Smartwatches, smart glasses, fitness trackers and lots of other new developments in store. But there’s still one big challenge: improve the battery life of gadgets, from smartphones to tablets, to move ahead with these new developments.
We all know that the days of carrying a mobile phone in your pocket to send and receive calls and text messages, and little more, are long gone. Today, when (almost) nobody leaves home without their smartphone, we are constantly connected, at levels far beyond just a few years ago when 24-hour internet access in your pocket was a mixture of utopia and “not something that I really need”, and PDAs were reserved for specific niche users and with no path to success. We are available to be contacted any time of day, in many different ways: WhatsApp, BBM, iMessage, Twitter, email, etc.
And taking it to the next step is to do the same thing, but using more than one device. First came large-scale implementation of the internet through computers and the popularisation of social networks, and we are now in the multi-device phase: first with a computer, then moving up to a smartphone and finally a tablet. The first users to get all three felt like they had found the complete trio. But of course it doesn’t stop there.
In 2013, we saw more and more devices that were more accessories than devices in and of themselves, with smartwatches topping the list. Models like the Samsung Galaxy Gear, Sony Smartwatch 2, Qualcomm Toq or the Pebble, among others, have become an extension of our smartphones, an intermediate step for interacting with the phone without having to take it out of your pocket or backpack.
Another example of wearable technology: Google Glass, which apparently will finally come out with a commercial product for end users in late 2014. Looking for more? Sony has a patent for a smartwig that would also be paired with a smartphone. A new generation of products, some already available on the market, under the same heading of wearable technology.
Of all the challenges faced by this technology and these new devices, there is one that stands out above the rest: being invisible. In short, operating in the background as much as possible and not giving the feeling of being an annoying complement that the user needs to pay attention to every so often. Integrated into us. For example, fitness trackers which measure our physical activity and sleep periods, as well as other things, are discrete bracelets that look like any other non-electronic bracelet. According to Sonny Vu, founder of Misfit Wearables, “wearable 1.0 tried to make you look like Iron Man, and wearable 2.0 will try to turn you into the Invisible Man”.
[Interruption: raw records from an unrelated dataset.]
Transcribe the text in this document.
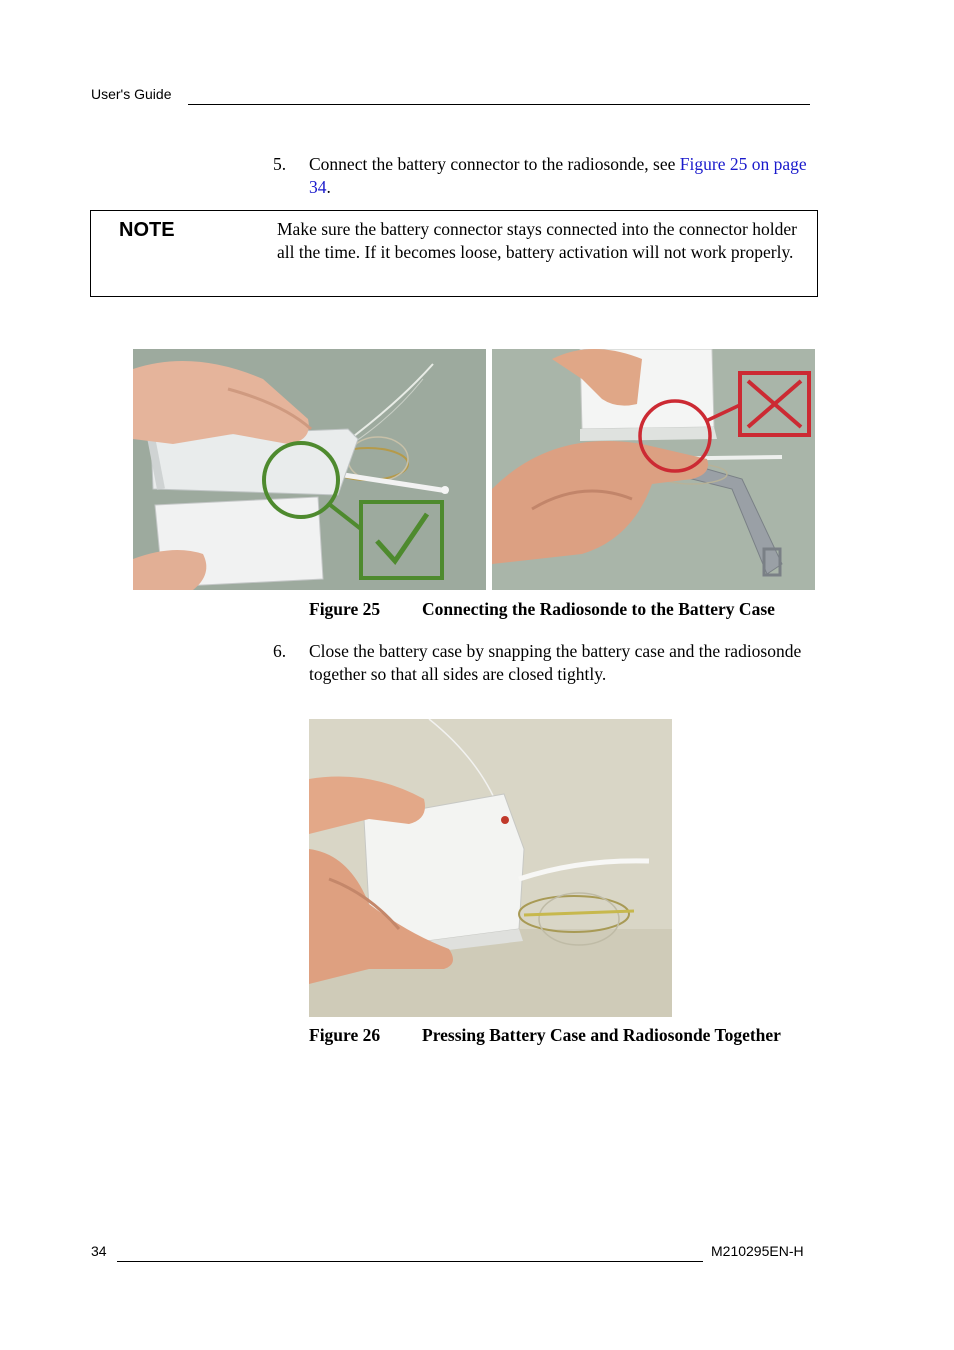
User's Guide
5. Connect the battery connector to the radiosonde, see Figure 25 on page 34.
NOTE	Make sure the battery connector stays connected into the connector holder all the time. If it becomes loose, battery activation will not work properly.
Figure 25 Connecting the Radiosonde to the Battery Case
6. Close the battery case by snapping the battery case and the radiosonde together so that all sides are closed tightly.
Figure 26 Pressing Battery Case and Radiosonde Together
34	M210295EN-H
Part of this integration, this invisibility, is the need for at least several days of battery life. The current duration of Google Glass is 4 to 5 hours of intensive use. Of course, we’re talking about a product in the development phase that is currently being fine-tuned before being released on the market, but it hints at the vital importance of battery life in new electronic products: everyday we have to charge our smartphone, computer and maybe a tablet, which is a lot of work. And if we have to expand the powerstrip to charge a smartwatch, fitness tracker, smart glasses and who knows, maybe even a smart-wig, the convenience approaches zero, especially because we have to take off and put on accessories that integrate into our bodies or clothing (or at least try to).
Maybe the next move by the big tech companies should be in this direction: improve the battery life of their products before launching new ones. Make it so that we don’t have to take the smartphone charger with us when we leave home for more than a few hours, or create a smartwatch that can run for several days, or even weeks.